Described by Bergman as "a concert for full orchestra - only, here, with four soloists", Saraband consists of ten chapters - "1. Marianne puts her plan into action", "2. Almost a week has gone by" - not including Marianne's direct-to-camera Prologue and Epilogue. Within each chapter, two of Bergman's soloists battle for control. The clashing duets between Henrik and Karin, or Henrik and Johan, are extremely painful to watch. When Johan tells his son exactly how much he hates him, it holds on a close up of Henrik's bright red face, tears bristling behind his shocked wide eyes. As for the relationship between Henrik and his daughter, it soon becomes evident that he is trying to replace the pain he feels for the loss of his beloved wife with an unhealthy and indecent obsession with his own daughter.
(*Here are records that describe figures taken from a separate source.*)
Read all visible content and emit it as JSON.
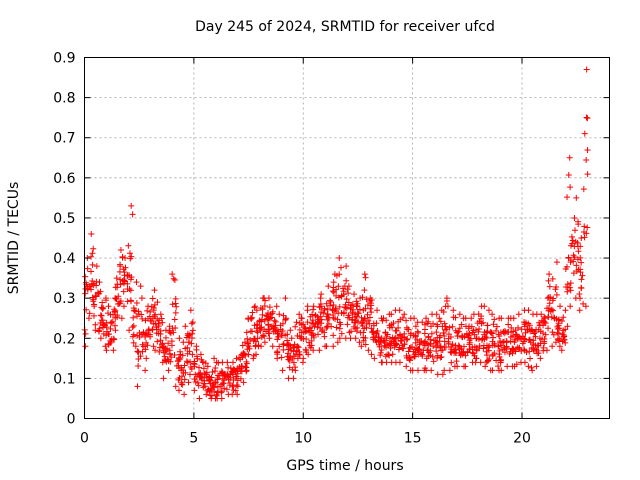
{
  "chart_data": {
    "type": "scatter",
    "title": "Day 245 of 2024, SRMTID for receiver ufcd",
    "xlabel": "GPS time / hours",
    "ylabel": "SRMTID / TECUs",
    "xlim": [
      0,
      24
    ],
    "ylim": [
      0,
      0.9
    ],
    "xticks": [
      0,
      5,
      10,
      15,
      20
    ],
    "xtick_labels": [
      "0",
      "5",
      "10",
      "15",
      "20"
    ],
    "yticks": [
      0,
      0.1,
      0.2,
      0.3,
      0.4,
      0.5,
      0.6,
      0.7,
      0.8,
      0.9
    ],
    "ytick_labels": [
      "0",
      "0.1",
      "0.2",
      "0.3",
      "0.4",
      "0.5",
      "0.6",
      "0.7",
      "0.8",
      "0.9"
    ],
    "grid": true,
    "marker": "+",
    "color": "#ff0000",
    "series": [
      {
        "name": "SRMTID",
        "x": [
          0.0,
          0.2,
          0.4,
          0.6,
          0.8,
          1.0,
          1.2,
          1.4,
          1.6,
          1.8,
          2.0,
          2.2,
          2.4,
          2.6,
          2.8,
          3.0,
          3.2,
          3.4,
          3.6,
          3.8,
          4.0,
          4.2,
          4.4,
          4.6,
          4.8,
          5.0,
          5.2,
          5.4,
          5.6,
          5.8,
          6.0,
          6.2,
          6.4,
          6.6,
          6.8,
          7.0,
          7.2,
          7.4,
          7.6,
          7.8,
          8.0,
          8.2,
          8.4,
          8.6,
          8.8,
          9.0,
          9.2,
          9.4,
          9.6,
          9.8,
          10.0,
          10.2,
          10.4,
          10.6,
          10.8,
          11.0,
          11.2,
          11.4,
          11.6,
          11.8,
          12.0,
          12.2,
          12.4,
          12.6,
          12.8,
          13.0,
          13.2,
          13.4,
          13.6,
          13.8,
          14.0,
          14.2,
          14.4,
          14.6,
          14.8,
          15.0,
          15.2,
          15.4,
          15.6,
          15.8,
          16.0,
          16.2,
          16.4,
          16.6,
          16.8,
          17.0,
          17.2,
          17.4,
          17.6,
          17.8,
          18.0,
          18.2,
          18.4,
          18.6,
          18.8,
          19.0,
          19.2,
          19.4,
          19.6,
          19.8,
          20.0,
          20.2,
          20.4,
          20.6,
          20.8,
          21.0,
          21.2,
          21.4,
          21.6,
          21.8,
          22.0,
          22.2,
          22.4,
          22.6,
          22.8
        ],
        "y_low": [
          0.18,
          0.25,
          0.22,
          0.2,
          0.18,
          0.17,
          0.17,
          0.22,
          0.25,
          0.28,
          0.22,
          0.18,
          0.08,
          0.12,
          0.15,
          0.18,
          0.17,
          0.14,
          0.1,
          0.12,
          0.08,
          0.07,
          0.06,
          0.09,
          0.11,
          0.07,
          0.05,
          0.06,
          0.05,
          0.05,
          0.05,
          0.05,
          0.06,
          0.06,
          0.06,
          0.08,
          0.09,
          0.12,
          0.15,
          0.16,
          0.18,
          0.19,
          0.2,
          0.18,
          0.15,
          0.12,
          0.1,
          0.1,
          0.12,
          0.14,
          0.15,
          0.16,
          0.17,
          0.17,
          0.18,
          0.18,
          0.18,
          0.19,
          0.2,
          0.2,
          0.2,
          0.2,
          0.19,
          0.18,
          0.17,
          0.16,
          0.15,
          0.14,
          0.14,
          0.14,
          0.14,
          0.14,
          0.14,
          0.13,
          0.12,
          0.12,
          0.12,
          0.12,
          0.12,
          0.12,
          0.11,
          0.11,
          0.12,
          0.12,
          0.13,
          0.13,
          0.13,
          0.13,
          0.14,
          0.14,
          0.14,
          0.13,
          0.12,
          0.12,
          0.12,
          0.12,
          0.13,
          0.13,
          0.13,
          0.14,
          0.14,
          0.13,
          0.12,
          0.13,
          0.15,
          0.17,
          0.18,
          0.19,
          0.18,
          0.17,
          0.23,
          0.28,
          0.3,
          0.27,
          0.28
        ],
        "y_high": [
          0.4,
          0.46,
          0.38,
          0.34,
          0.3,
          0.28,
          0.3,
          0.35,
          0.42,
          0.4,
          0.53,
          0.34,
          0.33,
          0.3,
          0.28,
          0.32,
          0.29,
          0.26,
          0.22,
          0.23,
          0.36,
          0.2,
          0.19,
          0.23,
          0.27,
          0.18,
          0.16,
          0.14,
          0.13,
          0.15,
          0.14,
          0.14,
          0.14,
          0.14,
          0.15,
          0.16,
          0.19,
          0.25,
          0.28,
          0.27,
          0.3,
          0.3,
          0.3,
          0.28,
          0.26,
          0.3,
          0.25,
          0.22,
          0.24,
          0.26,
          0.27,
          0.28,
          0.28,
          0.3,
          0.31,
          0.33,
          0.34,
          0.36,
          0.4,
          0.38,
          0.33,
          0.31,
          0.3,
          0.32,
          0.36,
          0.3,
          0.27,
          0.25,
          0.25,
          0.26,
          0.26,
          0.27,
          0.27,
          0.26,
          0.25,
          0.25,
          0.24,
          0.24,
          0.25,
          0.26,
          0.26,
          0.27,
          0.3,
          0.28,
          0.27,
          0.26,
          0.25,
          0.25,
          0.25,
          0.26,
          0.28,
          0.28,
          0.27,
          0.26,
          0.25,
          0.25,
          0.25,
          0.25,
          0.25,
          0.26,
          0.27,
          0.27,
          0.26,
          0.26,
          0.26,
          0.3,
          0.36,
          0.39,
          0.28,
          0.27,
          0.65,
          0.5,
          0.55,
          0.45,
          0.87
        ]
      }
    ]
  }
}
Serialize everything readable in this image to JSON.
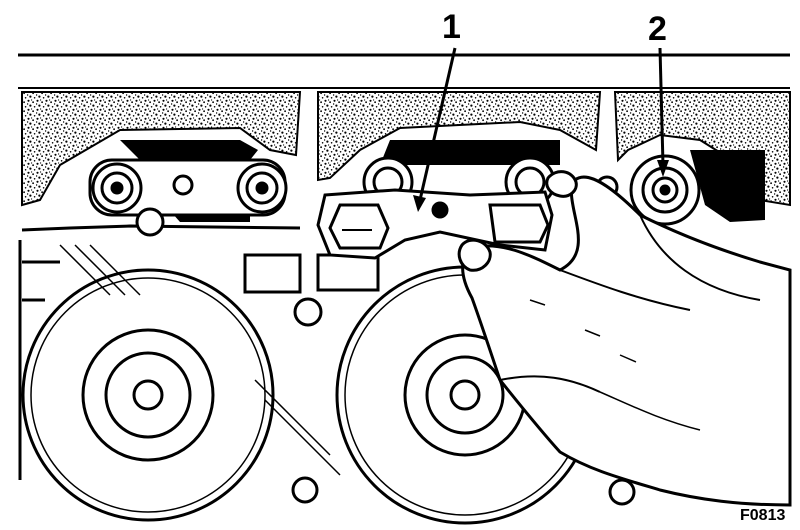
{
  "callouts": {
    "one": "1",
    "two": "2"
  },
  "figure_code": "F0813",
  "colors": {
    "ink": "#000000",
    "paper": "#ffffff"
  }
}
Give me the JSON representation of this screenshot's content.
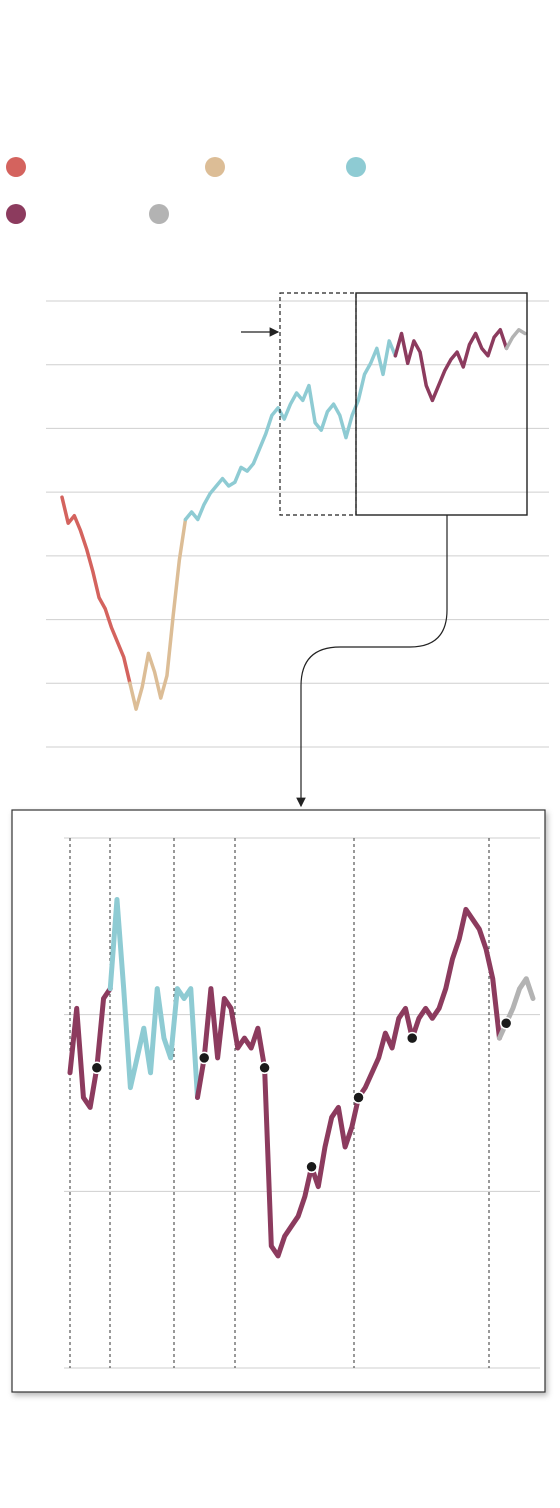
{
  "chart_data": [
    {
      "type": "line",
      "title": "",
      "xlabel": "",
      "ylabel": "",
      "gridlines": 8,
      "segments": [
        {
          "color": "#d4635e",
          "values": [
            0.72,
            0.65,
            0.67,
            0.63,
            0.58,
            0.52,
            0.45,
            0.42,
            0.37,
            0.33,
            0.29,
            0.22
          ]
        },
        {
          "color": "#dcbd96",
          "values": [
            0.22,
            0.15,
            0.21,
            0.3,
            0.25,
            0.18,
            0.24,
            0.4,
            0.55,
            0.66
          ]
        },
        {
          "color": "#8ecbd3",
          "values": [
            0.66,
            0.68,
            0.66,
            0.7,
            0.73,
            0.75,
            0.77,
            0.75,
            0.76,
            0.8,
            0.79,
            0.81,
            0.85,
            0.89,
            0.94,
            0.96,
            0.93,
            0.97,
            1.0,
            0.98,
            1.02,
            0.92,
            0.9,
            0.95,
            0.97,
            0.94,
            0.88,
            0.94,
            0.98,
            1.05,
            1.08,
            1.12,
            1.05,
            1.14,
            1.1
          ]
        },
        {
          "color": "#8c3b5e",
          "values": [
            1.1,
            1.16,
            1.08,
            1.14,
            1.11,
            1.02,
            0.98,
            1.02,
            1.06,
            1.09,
            1.11,
            1.07,
            1.13,
            1.16,
            1.12,
            1.1,
            1.15,
            1.17,
            1.12
          ]
        },
        {
          "color": "#b3b3b3",
          "values": [
            1.12,
            1.15,
            1.17,
            1.16
          ]
        }
      ]
    },
    {
      "type": "line",
      "title": "",
      "gridlines": 4,
      "segments": [
        {
          "color": "#8c3b5e",
          "values": [
            55,
            68,
            50,
            48,
            56,
            70,
            72
          ]
        },
        {
          "color": "#8ecbd3",
          "values": [
            72,
            90,
            72,
            52,
            58,
            64,
            55,
            72,
            62,
            58,
            72,
            70,
            72,
            50
          ]
        },
        {
          "color": "#8c3b5e",
          "values": [
            50,
            58,
            72,
            58,
            70,
            68,
            60,
            62,
            60,
            64,
            56,
            20,
            18,
            22,
            24,
            26,
            30,
            36,
            32,
            40,
            46,
            48,
            40,
            44,
            50,
            52,
            55,
            58,
            63,
            60,
            66,
            68,
            62,
            66,
            68,
            66,
            68,
            72,
            78,
            82,
            88,
            86,
            84,
            80,
            74,
            62
          ]
        },
        {
          "color": "#b3b3b3",
          "values": [
            62,
            65,
            68,
            72,
            74,
            70
          ]
        }
      ],
      "markers": [
        4,
        20,
        29,
        36,
        43,
        51,
        65
      ]
    }
  ]
}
The scene in which they suddenly kiss during an argument is both shocking and uncomfortable. Marianne and Johan's relationship has reached an almost nostalgic (and at times warm and moving) surrender. When Johan suffers an intense panic attack - "a gigantic, total mental diarrhoea" - Marianne ends up taking him naked and innocent into her bed.
Throughout it all, the one figure that haunts almost every scene is Anna. From Karin's discovery of a letter written by her mother just before she died, to the film's constant referral to her photograph (at times her face eerily appears on screen without warning), she seems to be the only person that each of the characters truly loved, and this alone held everybody together. Since her death, the family has no reason to survive.
It's astonishing the power Bergman can convey in a single close-up or with a single line of dialogue, especially with the group of actors gathered here. With an acute sense of subtlety, restraint, and patience, Saraband can knock the wind out of its audience before they're aware that that's precisely it's intentions. As the swan song of one of the worlds greatest film directors, it may not reach the extraordinary heights of his undisputed classics, The Seventh Seal (1957), Wild Strawberries (1957), or Fanny and Alexander (not many films can), but it certainly towers over less simplistic, less intelligent and less heartfelt fare out there.